To change so that everything remains the same...
An assessment of John Ruggie’s 2009 and 2010 Reports
Alejandro Teitelbaum has devoted many years to work on the issue of human rights in the sphere of influence of global corporations and other business enterprises. As the former Permanent Representative to the United Nations Office in Geneva, for the American Association of Jurists –based in Buenos Aires, he spent time toiling with the bureaucracies of the UN and member states, in his pursuit of an international legal framework that would harness business activity so that it would stop violating a wide array of human rights in its sphere of influence, as is customarily the case today. As such, he participated in the process followed by the now extinct Sub-Commission on the Promotion and Protection of Human Rights of the UN’s Economic and Social Council to assess the impact on human rights of business activities and to prepare a legally-binding code of conduct on this issue. He witnessed how, time and time again, the bureaucracies succumbed to the will of the leading economic powers, who were adamant at maintaining the preeminence of corporate interest over their responsibility for their infringement on human rights.
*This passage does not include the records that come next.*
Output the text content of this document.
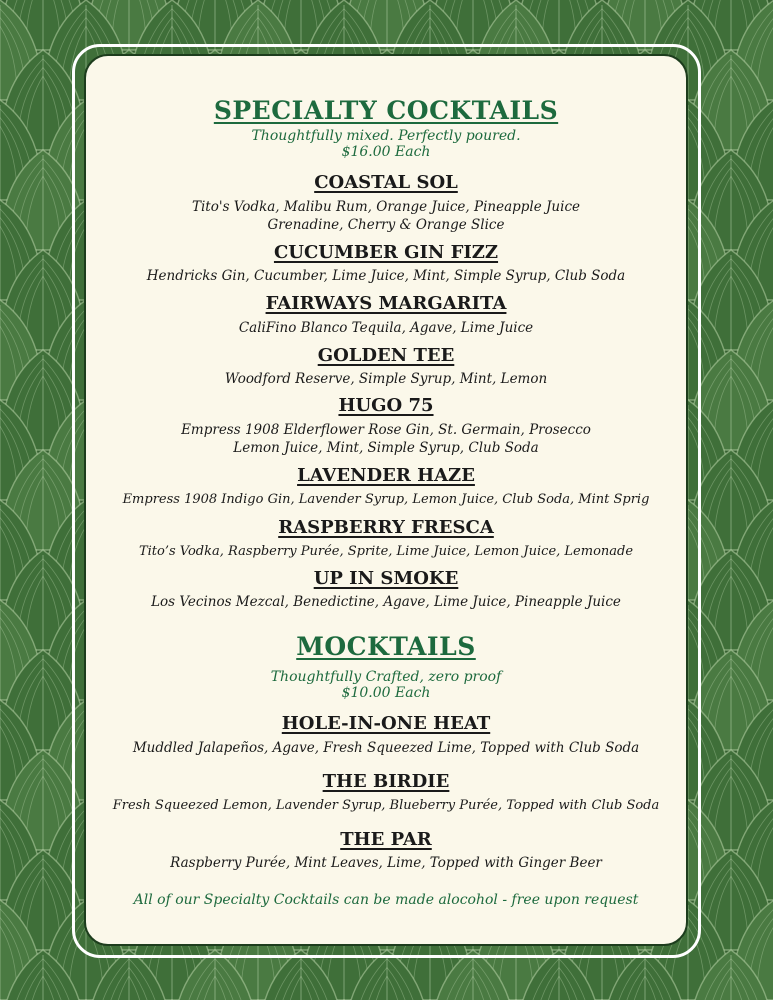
SPECIALTY COCKTAILS
Thoughtfully mixed. Perfectly poured.
$16.00 Each
COASTAL SOL
Tito's Vodka, Malibu Rum, Orange Juice, Pineapple Juice
Grenadine, Cherry & Orange Slice
CUCUMBER GIN FIZZ
Hendricks Gin, Cucumber, Lime Juice, Mint, Simple Syrup, Club Soda
FAIRWAYS MARGARITA
CaliFino Blanco Tequila, Agave, Lime Juice
GOLDEN TEE
Woodford Reserve, Simple Syrup, Mint, Lemon
HUGO 75
Empress 1908 Elderflower Rose Gin, St. Germain, Prosecco
Lemon Juice, Mint, Simple Syrup, Club Soda
LAVENDER HAZE
Empress 1908 Indigo Gin, Lavender Syrup, Lemon Juice, Club Soda, Mint Sprig
RASPBERRY FRESCA
Tito’s Vodka, Raspberry Purée, Sprite, Lime Juice, Lemon Juice, Lemonade
UP IN SMOKE
Los Vecinos Mezcal, Benedictine, Agave, Lime Juice, Pineapple Juice
MOCKTAILS
Thoughtfully Crafted, zero proof
$10.00 Each
HOLE-IN-ONE HEAT
Muddled Jalapeños, Agave, Fresh Squeezed Lime, Topped with Club Soda
THE BIRDIE
Fresh Squeezed Lemon, Lavender Syrup, Blueberry Purée, Topped with Club Soda
THE PAR
Raspberry Purée, Mint Leaves, Lime, Topped with Ginger Beer
All of our Specialty Cocktails can be made alocohol - free upon request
In recent years Teitelbaum has assessed the clearly biased work of John Ruggie, the so-called Special Representative of the UN Secretary General for Business and Human Rights, appointed, arguably, to design a framework that would “increase the stakes” for corporations when infringing upon human rights in their daily operations. Teitelbaum has consistently criticised Ruggie’s clear inclination for neoliberal ideology at the service of transnational economic power, which clearly opposes any kind of instrument that would govern, in a binding manner, business practices concerning human rights. In this brief, we have combined his assessments of Ruggie’s 2009 and 2010 reports. Teitelbaum’s commentary recounts how it all began at the UN, in the 1970s –when a growing concern for increasing human rights violations by business entities elicited a call to regulate their practices. This provides a very valuable background to expose how both governments and multilateral institutions have coalesced with corporations to block any attempt by civil society, up to now, to rein in business practice through a legally-binding framework.
As could be expected, Tei telbaum’s succinct recommendation, at the end of his assessment of Ruggie’s 2010 report, is that “the UN Human Rights Council should make an about turn of 180 degrees on this issue to be in sync with the gravity of the social and economic situation in which the world is living”. Jus Semper is happy to welcome an intellectual work, based on first hand experiences, that makes an important contribution to expose the connivance between governments, multilateral institutions and the owners of the market to maintain the same “laissez faire” ethos that has brought the world to a very dangerous state.